Map of the historic counties of England showing the percentage of registered Catholics in the population in 1715–1720[1]

Recusancy (from Latin: recusare, lit.'to refuse'[2]) was the state of those who remained loyal to the Catholic Church and refused to attend Church of England services after the English Reformation.[3]

The 1558 Recusancy Acts passed in the reign of Elizabeth I, and temporarily repealed in the Interregnum (1649–1660), remained on the statute books until 1888.[4] They imposed punishments such as fines, property confiscation and imprisonment on recusants.[5] The suspension under Oliver Cromwell was mainly intended to give relief to nonconforming Protestants rather than to Catholics, to whom some restrictions applied into the 1920s, through the Act of Settlement 1701, despite the 1828–1829 Catholic emancipation.[6]

In some cases those adhering to Catholicism faced capital punishment,[7] and some English and Welsh Catholics who were executed in the 16th and 17th centuries have been canonised by the Catholic Church as martyrs of the English Reformation.[8]

  1. ^ Magee, Brian (1938).
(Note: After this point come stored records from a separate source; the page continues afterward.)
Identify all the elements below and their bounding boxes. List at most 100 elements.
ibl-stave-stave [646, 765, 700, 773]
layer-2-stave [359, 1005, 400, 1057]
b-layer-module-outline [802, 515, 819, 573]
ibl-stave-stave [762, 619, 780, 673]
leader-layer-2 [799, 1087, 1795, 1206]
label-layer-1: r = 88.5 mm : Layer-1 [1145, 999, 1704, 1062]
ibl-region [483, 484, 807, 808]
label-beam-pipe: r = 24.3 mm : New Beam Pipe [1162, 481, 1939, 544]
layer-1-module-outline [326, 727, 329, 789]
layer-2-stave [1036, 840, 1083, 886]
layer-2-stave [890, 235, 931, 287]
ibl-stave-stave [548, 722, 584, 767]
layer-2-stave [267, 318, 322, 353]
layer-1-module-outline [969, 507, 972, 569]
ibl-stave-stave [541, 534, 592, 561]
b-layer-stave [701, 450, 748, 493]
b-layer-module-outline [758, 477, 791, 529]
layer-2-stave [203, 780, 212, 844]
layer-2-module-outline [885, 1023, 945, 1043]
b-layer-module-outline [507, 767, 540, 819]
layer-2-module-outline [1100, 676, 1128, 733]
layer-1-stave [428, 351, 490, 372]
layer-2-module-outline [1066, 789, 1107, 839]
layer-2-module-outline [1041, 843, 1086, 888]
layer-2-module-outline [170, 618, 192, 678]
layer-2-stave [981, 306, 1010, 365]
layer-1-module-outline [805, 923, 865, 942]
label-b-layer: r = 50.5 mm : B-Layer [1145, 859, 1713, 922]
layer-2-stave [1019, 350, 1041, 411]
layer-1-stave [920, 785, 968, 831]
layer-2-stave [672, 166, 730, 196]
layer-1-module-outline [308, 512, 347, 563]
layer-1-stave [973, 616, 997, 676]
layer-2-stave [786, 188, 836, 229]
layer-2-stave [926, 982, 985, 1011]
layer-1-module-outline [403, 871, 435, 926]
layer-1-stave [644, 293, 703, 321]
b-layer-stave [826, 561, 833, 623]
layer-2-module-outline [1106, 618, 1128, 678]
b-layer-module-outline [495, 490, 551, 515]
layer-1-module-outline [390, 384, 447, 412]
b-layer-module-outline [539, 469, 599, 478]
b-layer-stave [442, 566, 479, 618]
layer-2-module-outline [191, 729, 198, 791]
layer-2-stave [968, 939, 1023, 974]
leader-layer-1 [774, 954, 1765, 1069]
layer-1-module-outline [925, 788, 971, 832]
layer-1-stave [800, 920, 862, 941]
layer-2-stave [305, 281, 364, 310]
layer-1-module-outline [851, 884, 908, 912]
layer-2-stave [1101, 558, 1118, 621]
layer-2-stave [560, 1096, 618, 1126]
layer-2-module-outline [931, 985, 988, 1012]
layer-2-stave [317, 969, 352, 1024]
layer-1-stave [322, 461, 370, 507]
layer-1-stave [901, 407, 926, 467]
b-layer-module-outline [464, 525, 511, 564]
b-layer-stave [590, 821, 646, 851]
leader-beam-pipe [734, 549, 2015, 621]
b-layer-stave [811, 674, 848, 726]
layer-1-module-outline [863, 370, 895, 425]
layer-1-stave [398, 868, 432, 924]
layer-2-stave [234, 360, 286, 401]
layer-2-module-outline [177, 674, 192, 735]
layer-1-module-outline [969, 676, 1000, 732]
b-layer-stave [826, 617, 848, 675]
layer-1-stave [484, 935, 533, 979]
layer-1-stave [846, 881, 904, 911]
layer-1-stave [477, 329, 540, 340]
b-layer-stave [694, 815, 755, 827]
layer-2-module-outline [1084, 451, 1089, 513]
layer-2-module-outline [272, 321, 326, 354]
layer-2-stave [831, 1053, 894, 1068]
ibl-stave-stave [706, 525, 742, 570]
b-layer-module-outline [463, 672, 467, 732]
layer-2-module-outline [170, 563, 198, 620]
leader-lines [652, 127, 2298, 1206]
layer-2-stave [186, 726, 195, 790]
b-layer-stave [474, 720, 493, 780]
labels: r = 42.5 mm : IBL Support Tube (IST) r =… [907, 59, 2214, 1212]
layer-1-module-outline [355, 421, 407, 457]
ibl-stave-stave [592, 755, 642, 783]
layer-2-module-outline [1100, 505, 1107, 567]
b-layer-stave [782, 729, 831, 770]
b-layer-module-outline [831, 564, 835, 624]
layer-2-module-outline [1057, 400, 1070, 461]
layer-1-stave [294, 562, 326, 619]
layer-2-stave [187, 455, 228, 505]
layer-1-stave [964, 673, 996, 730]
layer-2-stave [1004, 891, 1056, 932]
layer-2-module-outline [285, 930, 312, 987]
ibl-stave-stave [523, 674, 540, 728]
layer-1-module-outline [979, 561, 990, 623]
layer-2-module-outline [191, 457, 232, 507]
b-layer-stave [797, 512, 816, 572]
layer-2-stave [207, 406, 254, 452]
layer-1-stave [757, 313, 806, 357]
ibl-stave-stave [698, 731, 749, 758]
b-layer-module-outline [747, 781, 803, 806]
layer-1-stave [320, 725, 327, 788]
The English Recusants: A Study of the Post-Reformation Catholic Survival and the Operation of the Recusancy Laws. London: Burns, Oates & Washbourne. OL 14028100M – via Internet Archive.
  2. ^ Burton, Edwin. (1911). "English Recusants", The Catholic Encyclopedia. New York: Robert Appleton Company; retrieved 11 September 2013 from New Advent
  3. ^ Collins, William Edward (2008). The English Reformation and Its Consequences. BiblioLife. p. 256. ISBN 978-0-559-75417-3.
  4. ^ Spurr, John (1998). English Puritanism, 1603–1689. Palgrave Macmillan. p. 117. ISBN 978-0-333-60189-1.
  5. ^ See for example the text of the Act of Uniformity 1559
  6. ^ Wood, Rev. James. (1920) The Nutall Encyclopædia, London: F. Warne, p. 537.
  7. ^ O'Malley, John W.; et al. (2001). Early modern Catholicism: Essays in Honour of John W. O'Malley, S.J. University of Toronto Press. p. 149. ISBN 978-0-8020-8417-0.
  8. ^ Alban Butler; David Hugh Farmer (1996). Butler's Lives of the Saints: May. Burns & Oates. p. 22. ISBN 0-86012-254-9.